If you want to evaluate the performance of the edited model on various downstream tasks (e.g. evaluating task NER with mode Instance-Sequential and method ROME), run:

python test-task-after.py task mode method sample_begin sample_end sample_step
python test-task-after.py NER Instance-Sequential ROME 200 204 1

mode: The mode of editing you want to use,you can choose from: Batch-Single, Instance-Sequential, Batch-Sequential.

method:The editing method you want to use,you can choose from: ROME, MEMIT, KN, MEND.

sample_begin:The number at the beginning of the sample you selected in the dataset.

sample_end:The number at the end of the sample you selected in the dataset.

sample_step: One sample is selected every sample_step sample.

If you choose Batch-Sequential as mode (e.g. evaluating task NER with mode Batch-Sequential and method MEMIT), run:

python test-task-after.py task mode method sample_begin sample_end sample_step batch_size
python test-task-after.py NER Batch-Sequential MEMIT 400 404 1 2

batch_size: The size of the batch.

If mode Batch-Single or mode Instance-Sequential is selected: results from each run are stored at test-result/test-<task>/result-<task>-<mode>-<method>-<sample_total>.

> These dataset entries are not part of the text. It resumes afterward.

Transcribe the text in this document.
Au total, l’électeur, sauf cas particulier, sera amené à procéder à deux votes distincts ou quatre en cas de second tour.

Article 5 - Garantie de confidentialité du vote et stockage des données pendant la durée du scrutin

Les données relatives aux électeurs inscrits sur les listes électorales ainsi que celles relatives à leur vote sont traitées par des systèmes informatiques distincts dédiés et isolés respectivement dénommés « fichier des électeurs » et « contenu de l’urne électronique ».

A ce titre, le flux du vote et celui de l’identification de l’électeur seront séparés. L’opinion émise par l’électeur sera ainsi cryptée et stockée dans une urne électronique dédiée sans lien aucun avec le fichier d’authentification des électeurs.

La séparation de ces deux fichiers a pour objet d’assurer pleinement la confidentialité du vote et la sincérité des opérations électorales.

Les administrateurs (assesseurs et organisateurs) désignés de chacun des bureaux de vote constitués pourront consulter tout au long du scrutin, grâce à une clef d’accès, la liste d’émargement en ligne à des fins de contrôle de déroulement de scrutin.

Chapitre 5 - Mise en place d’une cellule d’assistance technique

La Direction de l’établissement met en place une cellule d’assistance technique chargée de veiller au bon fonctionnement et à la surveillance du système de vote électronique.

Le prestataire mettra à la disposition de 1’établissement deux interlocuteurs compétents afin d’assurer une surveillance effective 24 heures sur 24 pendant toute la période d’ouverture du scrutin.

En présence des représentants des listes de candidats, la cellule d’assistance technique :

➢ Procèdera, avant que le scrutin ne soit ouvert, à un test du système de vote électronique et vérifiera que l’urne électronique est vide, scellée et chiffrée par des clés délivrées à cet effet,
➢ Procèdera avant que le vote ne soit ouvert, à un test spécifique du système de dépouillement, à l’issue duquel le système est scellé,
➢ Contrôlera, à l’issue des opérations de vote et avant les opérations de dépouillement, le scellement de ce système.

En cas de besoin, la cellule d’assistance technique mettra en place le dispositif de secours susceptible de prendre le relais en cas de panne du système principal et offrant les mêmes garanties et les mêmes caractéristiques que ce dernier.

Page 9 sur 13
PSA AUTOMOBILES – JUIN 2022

If mode Batch-Sequential is selected: results from each run are stored at test-result/test-<task>/result-<task>-<mode>-<method>-<batch_size>*<edit_time>.

Trainer

To use the MEND method, you should firstly train a hypernetwork using the data in data/training-data/, and these weights would be saved in result/models/MEND. Then use the same steps above to edit models. Run:

python train_MEND.py

Citation

If you use this code and dataset, please cite our paper:

@article{DBLP:journals/corr/abs-2401-04700,
  author       = {Jia{-}Chen Gu and
                  Hao{-}Xiang Xu and
                  Jun{-}Yu Ma and
                  Pan Lu and
                  Zhen{-}Hua Ling and
                  Kai{-}Wei Chang and
                  Nanyun Peng},
  title        = {Model Editing Can Hurt General Abilities of Large Language Models},
  journal      = {CoRR},
  year         = {2024},
  url          = {https://doi.org/10.48550/arXiv.2401.04700},
}

Related Projects

We express sincere gratitude to EasyEdit and ROME, as we have utilized portions of their source code in our project.